Just a day after Rochester Police Chief La’Ron Singletary and Mayor Lovely Warren announced that there will be police reform within the Rochester Police department, the police chief and other high-ranking officers have submitted their resignation.
Their resignation comes after a week of protests calling for accountability into the officers that killed Daniel Prude.
Singletary’s resignation comes the same day that Prude’s family filed a civil rights lawsuit against Singletary, the city, and other members of the police department.
Prude, a 41-year-old Black man, died on March 30, due to asphyxiation, but it remained unknown to the public until last week when the family released video footage of his death.
“I placed the phone call for my brother to get help, not for my brother to get lynched,” Prude’s brother Joe said.
The footage shows officers confronting a naked Prude, who was having “an acute, manic, psychotic episode,” according to the family lawyer.
The officers handcuff Prude then put a spit sock over his head, and then shoving his face into the ground for more than three minutes. Prude died seven days later.
In a statement released by Singletary, a 20-year veteran of the force, he said he was retiring due to attacks of his character by outside entities.
According to CBS News:
Singletary is retiring because he would not “sit idly by while outside entities attempt to destroy my character. The events over the past week are an attempt to destroy my character and integrity. The mischaracterization and the politicization of the actions that I took after being informed of Mr. Prude’s death is not based on facts, and is not what I stand for.”
Singletary’s resignation was his choosing and not Warren’s, according to CBS News.
He will stay on the force until the end of the month.
The announcement of Singletary’s comes two days after Singletary announced that he had no plans of stepping down, according to NY Post.
Warren told city council members that “the entire Rochester Police Department’s command staff has announced their retirement,” during their meeting today.
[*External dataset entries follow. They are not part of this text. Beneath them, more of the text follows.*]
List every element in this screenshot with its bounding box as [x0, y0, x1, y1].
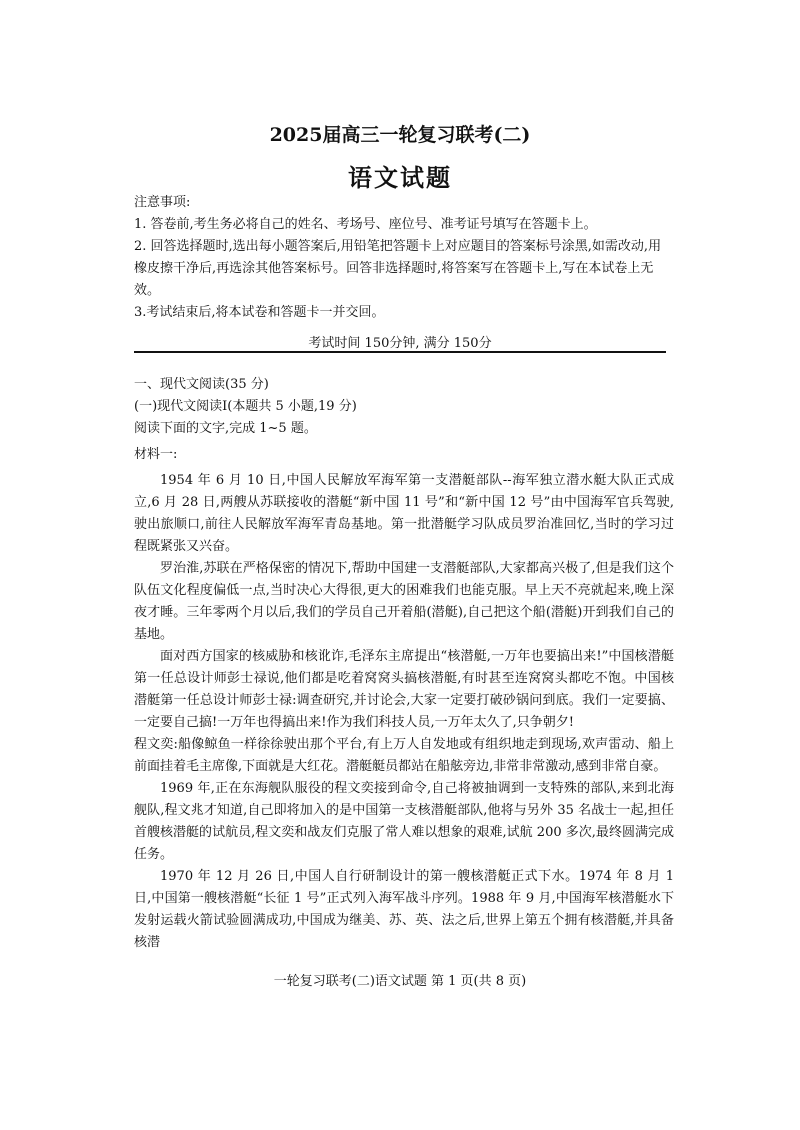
section-title: 一、现代文阅读(35 分): [134, 377, 269, 392]
section-subtitle: (一)现代文阅读Ⅰ(本题共 5 小题,19 分): [134, 399, 357, 414]
notes-item-1: 1. 答卷前,考生务必将自己的姓名、考场号、座位号、准考证号填写在答题卡上。: [134, 217, 597, 232]
paragraph: 程文奕:船像鲸鱼一样徐徐驶出那个平台,有上万人自发地或有组织地走到现场,欢声雷动、船上前面挂着毛主席像,下面就是大红花。潜艇艇员都站在船舷旁边,非常非常激动,感到非常自豪。: [134, 737, 674, 774]
page-footer: 一轮复习联考(二)语文试题 第 1 页(共 8 页): [273, 974, 527, 989]
divider-line: [134, 351, 666, 353]
exam-title: 2025届高三一轮复习联考(二): [269, 124, 531, 146]
paragraph: 罗治淮,苏联在严格保密的情况下,帮助中国建一支潜艇部队,大家都高兴极了,但是我们这个队伍文化程度偏低一点,当时决心大得很,更大的困难我们也能克服。早上天不亮就起来,晚上深夜才睡。三年零两个月以后,我们的学员自己开着船(潜艇),自己把这个船(潜艇)开到我们自己的基地。: [134, 561, 674, 642]
material-label: 材料一:: [134, 447, 178, 462]
notes-item-2: 2. 回答选择题时,选出每小题答案后,用铅笔把答题卡上对应题目的答案标号涂黑,如需改动,用橡皮擦干净后,再选涂其他答案标号。回答非选择题时,将答案写在答题卡上,写在本试卷上无效。: [134, 239, 662, 298]
section-instruction: 阅读下面的文字,完成 1~5 题。: [134, 421, 317, 436]
reading-section: [134, 374, 674, 954]
notes-item-3: 3.考试结束后,将本试卷和答题卡一并交回。: [134, 305, 385, 320]
notes-heading: 注意事项:: [134, 195, 191, 210]
paragraph: 面对西方国家的核威胁和核讹诈,毛泽东主席提出“核潜艇,一万年也要搞出来!”中国核潜艇第一任总设计师彭士禄说,他们都是吃着窝窝头搞核潜艇,有时甚至连窝窝头都吃不饱。中国核潜艇第一任总设计师彭士禄:调查研究,并讨论会,大家一定要打破砂锅问到底。我们一定要搞、一定要自己搞!一万年也得搞出来!作为我们科技人员,一万年太久了,只争朝夕!: [134, 649, 674, 730]
exam-time-info: 考试时间 150分钟, 满分 150分: [308, 336, 492, 351]
paragraph: 1970 年 12 月 26 日,中国人自行研制设计的第一艘核潜艇正式下水。1974 年 8 月 1 日,中国第一艘核潜艇“长征 1 号”正式列入海军战斗序列。1988 年 9 月,中国海军核潜艇水下发射运载火箭试验圆满成功,中国成为继美、苏、英、法之后,世界上第五个拥有核潜艇,并具备核潜: [134, 869, 674, 950]
exam-subject: 语文试题: [348, 163, 452, 192]
paragraph: 1969 年,正在东海舰队服役的程文奕接到命令,自己将被抽调到一支特殊的部队,来到北海舰队,程文兆才知道,自己即将加入的是中国第一支核潜艇部队,他将与另外 35 名战士一起,担任首艘核潜艇的试航员,程文奕和战友们克服了常人难以想象的艰难,试航 200 多次,最终圆满完成任务。: [134, 781, 674, 862]
paragraph: 1954 年 6 月 10 日,中国人民解放军海军第一支潜艇部队--海军独立潜水艇大队正式成立,6 月 28 日,两艘从苏联接收的潜艇“新中国 11 号”和“新中国 12 号”由中国海军官兵驾驶,驶出旅顺口,前往人民解放军海军青岛基地。第一批潜艇学习队成员罗治准回忆,当时的学习过程既紧张又兴奋。: [134, 473, 674, 554]
notes-block: [134, 192, 674, 324]
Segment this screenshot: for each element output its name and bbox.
She added that Deputy Chief Mark Simmons was also stepping down.
She was informed about the command staff’s retirement moments before the meeting. The mayor announced during the meeting that she did not have an exact date for the command staff members retirements.
No successors were named at the time.
Deputy Chief Joseph Morabito and Commander Fabian Rivera have also announced their resignation.
Originally, Chief Singletary told Mayor Warren that Prude died of an overdose. She did not see the footage until early August, according to CBS News.
Warren confronted Singletary at the time:
“l have addressed with Police Chief La’Ron Singletary how deeply disappointed I am in him personally and professionally for failing to fully and accurately inform me about what occurred to Mr. Prude. He knows he needs to do better to truly protect and serve our community and I know he will.”
The medical examiner ruled his death a homicide, citing “complications of asphyxia in the setting of physical restraint,” as well as “excited delirium” and PCP intoxication.
The New York Attorney General’s office confirmed it was investigating the case and encouraged both the city of Rochester and the Rochester Police Department to open an internal investigation as well.
President Trump took to Twitter to release a statement:
“Police Chief, and most of the police in Rochester, N.Y., have resigned. The Democrat Mayor and, of courses, Governor Cuomo, have no idea what to do. New York State is a mess…”
Since the releasing of the footage, seven officers have been suspended.